Live Memory is an HTTP MCP server you run once, plus a plugin that wires it in — start the server first:

# zero-config on a Claude subscription → Haiku (or: cd ../server && pip install -e . && python -m live_memory)
git clone https://github.com/shofer-dev/claude-code-live-memory
cd claude-code-live-memory/deploy && ./install-service.sh

Then, inside a Claude Code session:

/plugin marketplace add shofer-dev/claude-code-live-memory
/plugin install live-memory@shofer-live-memory

Ask your agent a whole-repo question — it'll call ask_live_memory instead of reading files.

Standalone Claude Code plugin — Python, Apache-2.0. Source: github.com/shofer-dev/claude-code-live-memory

Top comments (2)

Ponsubash Raj R • Jul 6

Interesting tool.
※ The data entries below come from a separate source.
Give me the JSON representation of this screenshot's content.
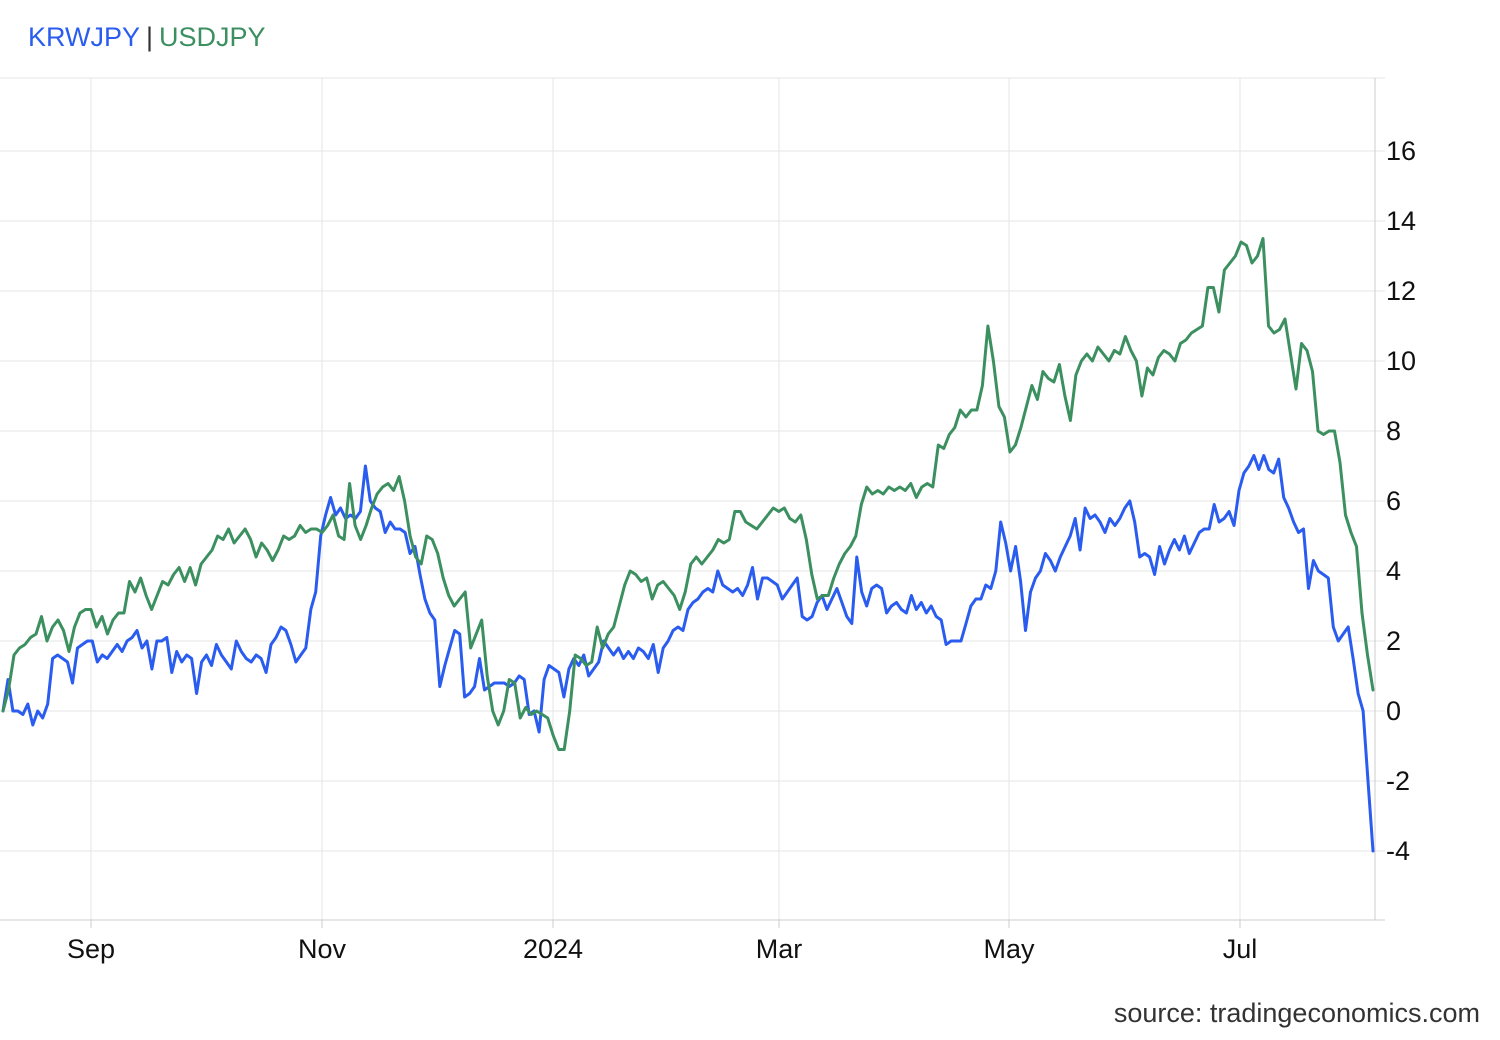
{
  "legend": {
    "separator": "|"
  },
  "source": "source: tradingeconomics.com",
  "colors": {
    "grid": "#e6e6e6",
    "axis": "#cccccc"
  },
  "chart_data": {
    "type": "line",
    "x_tick_labels": [
      "Sep",
      "Nov",
      "2024",
      "Mar",
      "May",
      "Jul"
    ],
    "y_ticks": [
      -4,
      -2,
      0,
      2,
      4,
      6,
      8,
      10,
      12,
      14,
      16
    ],
    "ylim": [
      -6,
      18
    ],
    "grid": true,
    "legend_position": "top-left",
    "series": [
      {
        "name": "KRWJPY",
        "color": "#2a5cf0",
        "values": [
          0.0,
          0.9,
          0.0,
          0.0,
          -0.1,
          0.2,
          -0.4,
          0.0,
          -0.2,
          0.2,
          1.5,
          1.6,
          1.5,
          1.4,
          0.8,
          1.8,
          1.9,
          2.0,
          2.0,
          1.4,
          1.6,
          1.5,
          1.7,
          1.9,
          1.7,
          2.0,
          2.1,
          2.3,
          1.8,
          2.0,
          1.2,
          2.0,
          2.0,
          2.1,
          1.1,
          1.7,
          1.4,
          1.6,
          1.5,
          0.5,
          1.4,
          1.6,
          1.3,
          1.9,
          1.6,
          1.4,
          1.2,
          2.0,
          1.7,
          1.5,
          1.4,
          1.6,
          1.5,
          1.1,
          1.9,
          2.1,
          2.4,
          2.3,
          1.9,
          1.4,
          1.6,
          1.8,
          2.9,
          3.4,
          5.0,
          5.6,
          6.1,
          5.6,
          5.8,
          5.5,
          5.6,
          5.5,
          5.7,
          7.0,
          6.0,
          5.8,
          5.7,
          5.1,
          5.4,
          5.2,
          5.2,
          5.1,
          4.5,
          4.7,
          3.9,
          3.2,
          2.8,
          2.6,
          0.7,
          1.3,
          1.8,
          2.3,
          2.2,
          0.4,
          0.5,
          0.7,
          1.5,
          0.6,
          0.7,
          0.8,
          0.8,
          0.8,
          0.7,
          0.8,
          1.0,
          0.9,
          -0.1,
          0.0,
          -0.6,
          0.9,
          1.3,
          1.2,
          1.1,
          0.4,
          1.2,
          1.5,
          1.3,
          1.6,
          1.0,
          1.2,
          1.4,
          2.0,
          1.8,
          1.6,
          1.8,
          1.5,
          1.7,
          1.5,
          1.8,
          1.7,
          1.5,
          1.9,
          1.1,
          1.8,
          2.0,
          2.3,
          2.4,
          2.3,
          2.9,
          3.1,
          3.2,
          3.4,
          3.5,
          3.4,
          4.0,
          3.6,
          3.5,
          3.4,
          3.5,
          3.3,
          3.6,
          4.1,
          3.2,
          3.8,
          3.8,
          3.7,
          3.6,
          3.2,
          3.4,
          3.6,
          3.8,
          2.7,
          2.6,
          2.7,
          3.1,
          3.3,
          2.9,
          3.2,
          3.5,
          3.1,
          2.7,
          2.5,
          4.4,
          3.4,
          3.0,
          3.5,
          3.6,
          3.5,
          2.8,
          3.0,
          3.1,
          2.9,
          2.8,
          3.3,
          2.9,
          3.1,
          2.8,
          3.0,
          2.7,
          2.6,
          1.9,
          2.0,
          2.0,
          2.0,
          2.5,
          3.0,
          3.2,
          3.2,
          3.6,
          3.5,
          4.0,
          5.4,
          4.8,
          4.0,
          4.7,
          3.7,
          2.3,
          3.4,
          3.8,
          4.0,
          4.5,
          4.3,
          4.0,
          4.4,
          4.7,
          5.0,
          5.5,
          4.6,
          5.8,
          5.5,
          5.6,
          5.4,
          5.1,
          5.5,
          5.3,
          5.5,
          5.8,
          6.0,
          5.4,
          4.4,
          4.5,
          4.4,
          3.9,
          4.7,
          4.2,
          4.6,
          4.9,
          4.6,
          5.0,
          4.5,
          4.8,
          5.1,
          5.2,
          5.2,
          5.9,
          5.4,
          5.5,
          5.7,
          5.3,
          6.3,
          6.8,
          7.0,
          7.3,
          6.9,
          7.3,
          6.9,
          6.8,
          7.2,
          6.1,
          5.8,
          5.4,
          5.1,
          5.2,
          3.5,
          4.3,
          4.0,
          3.9,
          3.8,
          2.4,
          2.0,
          2.2,
          2.4,
          1.5,
          0.5,
          0.0,
          -2.0,
          -4.0
        ]
      },
      {
        "name": "USDJPY",
        "color": "#3c9060",
        "values": [
          0.0,
          0.6,
          1.6,
          1.8,
          1.9,
          2.1,
          2.2,
          2.7,
          2.0,
          2.4,
          2.6,
          2.3,
          1.7,
          2.4,
          2.8,
          2.9,
          2.9,
          2.4,
          2.7,
          2.2,
          2.6,
          2.8,
          2.8,
          3.7,
          3.4,
          3.8,
          3.3,
          2.9,
          3.3,
          3.7,
          3.6,
          3.9,
          4.1,
          3.7,
          4.1,
          3.6,
          4.2,
          4.4,
          4.6,
          5.0,
          4.9,
          5.2,
          4.8,
          5.0,
          5.2,
          4.9,
          4.4,
          4.8,
          4.6,
          4.3,
          4.6,
          5.0,
          4.9,
          5.0,
          5.3,
          5.1,
          5.2,
          5.2,
          5.1,
          5.3,
          5.6,
          5.0,
          4.9,
          6.5,
          5.3,
          4.9,
          5.3,
          5.8,
          6.2,
          6.4,
          6.5,
          6.3,
          6.7,
          6.0,
          5.0,
          4.4,
          4.2,
          5.0,
          4.9,
          4.5,
          3.8,
          3.3,
          3.0,
          3.2,
          3.4,
          1.8,
          2.2,
          2.6,
          1.0,
          0.0,
          -0.4,
          0.0,
          0.9,
          0.8,
          -0.2,
          0.1,
          -0.1,
          0.0,
          -0.1,
          -0.2,
          -0.7,
          -1.1,
          -1.1,
          0.0,
          1.6,
          1.5,
          1.3,
          1.4,
          2.4,
          1.8,
          2.2,
          2.4,
          3.0,
          3.6,
          4.0,
          3.9,
          3.7,
          3.8,
          3.2,
          3.6,
          3.7,
          3.5,
          3.3,
          2.9,
          3.4,
          4.2,
          4.4,
          4.2,
          4.4,
          4.6,
          4.9,
          4.8,
          4.9,
          5.7,
          5.7,
          5.4,
          5.3,
          5.2,
          5.4,
          5.6,
          5.8,
          5.7,
          5.8,
          5.5,
          5.4,
          5.6,
          4.9,
          3.9,
          3.2,
          3.3,
          3.3,
          3.8,
          4.2,
          4.5,
          4.7,
          5.0,
          5.9,
          6.4,
          6.2,
          6.3,
          6.2,
          6.4,
          6.3,
          6.4,
          6.3,
          6.5,
          6.1,
          6.4,
          6.5,
          6.4,
          7.6,
          7.5,
          7.9,
          8.1,
          8.6,
          8.4,
          8.6,
          8.6,
          9.3,
          11.0,
          10.0,
          8.7,
          8.4,
          7.4,
          7.6,
          8.1,
          8.7,
          9.3,
          8.9,
          9.7,
          9.5,
          9.4,
          9.9,
          9.0,
          8.3,
          9.6,
          10.0,
          10.2,
          10.0,
          10.4,
          10.2,
          10.0,
          10.3,
          10.2,
          10.7,
          10.3,
          10.0,
          9.0,
          9.8,
          9.6,
          10.1,
          10.3,
          10.2,
          10.0,
          10.5,
          10.6,
          10.8,
          10.9,
          11.0,
          12.1,
          12.1,
          11.4,
          12.6,
          12.8,
          13.0,
          13.4,
          13.3,
          12.8,
          13.0,
          13.5,
          11.0,
          10.8,
          10.9,
          11.2,
          10.2,
          9.2,
          10.5,
          10.3,
          9.7,
          8.0,
          7.9,
          8.0,
          8.0,
          7.1,
          5.6,
          5.1,
          4.7,
          2.8,
          1.6,
          0.6
        ]
      }
    ]
  }
}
Compaction seems to handle knowledge consolidation well, but how do you think about stale facts already incorporated into the ledger or retained from previous Live Memory answers after an out-of-band file change? Would source-linked validation like Copilot's approach help, or would that undermine the simplicity of Live Memory's free-text ledger?

Alexandros Stergiakis • Jul 6

Great question — this is exactly the seam, and it's handled in two tiers.

Raw file contexts are hash-pinned and self-healing: a watcher invalidates them on out-of-band edits/deletes, and on reload they're re-hashed against disk, so stale raw evidence can't survive.

The compacted ledger is where your concern would otherwise bite — a distilled free-text fact could keep asserting something after its source moved on. So each ledger fact carries a small sources: {path → content_hash} sidecar. When a cited file changes — in-session, or re-validated against disk on the next load — the fact is demoted under a "⚠ possibly out of date, re-verify" heading rather than silently trusted.

That's essentially the source-linked validation you're describing, and it doesn't cost the free-text simplicity: the prose stays prose, the hashes are metadata the model never trusts — they only trigger demotion. It reuses hashing already done, so it's cheap and additive: no schema, no per-sentence citation index (which would undermine the "reason over current context, not an index you trust" bet).

The one piece still open: a demoted fact today is flagged, not auto-refreshed — background re-derivation of just the stale facts is the natural next step.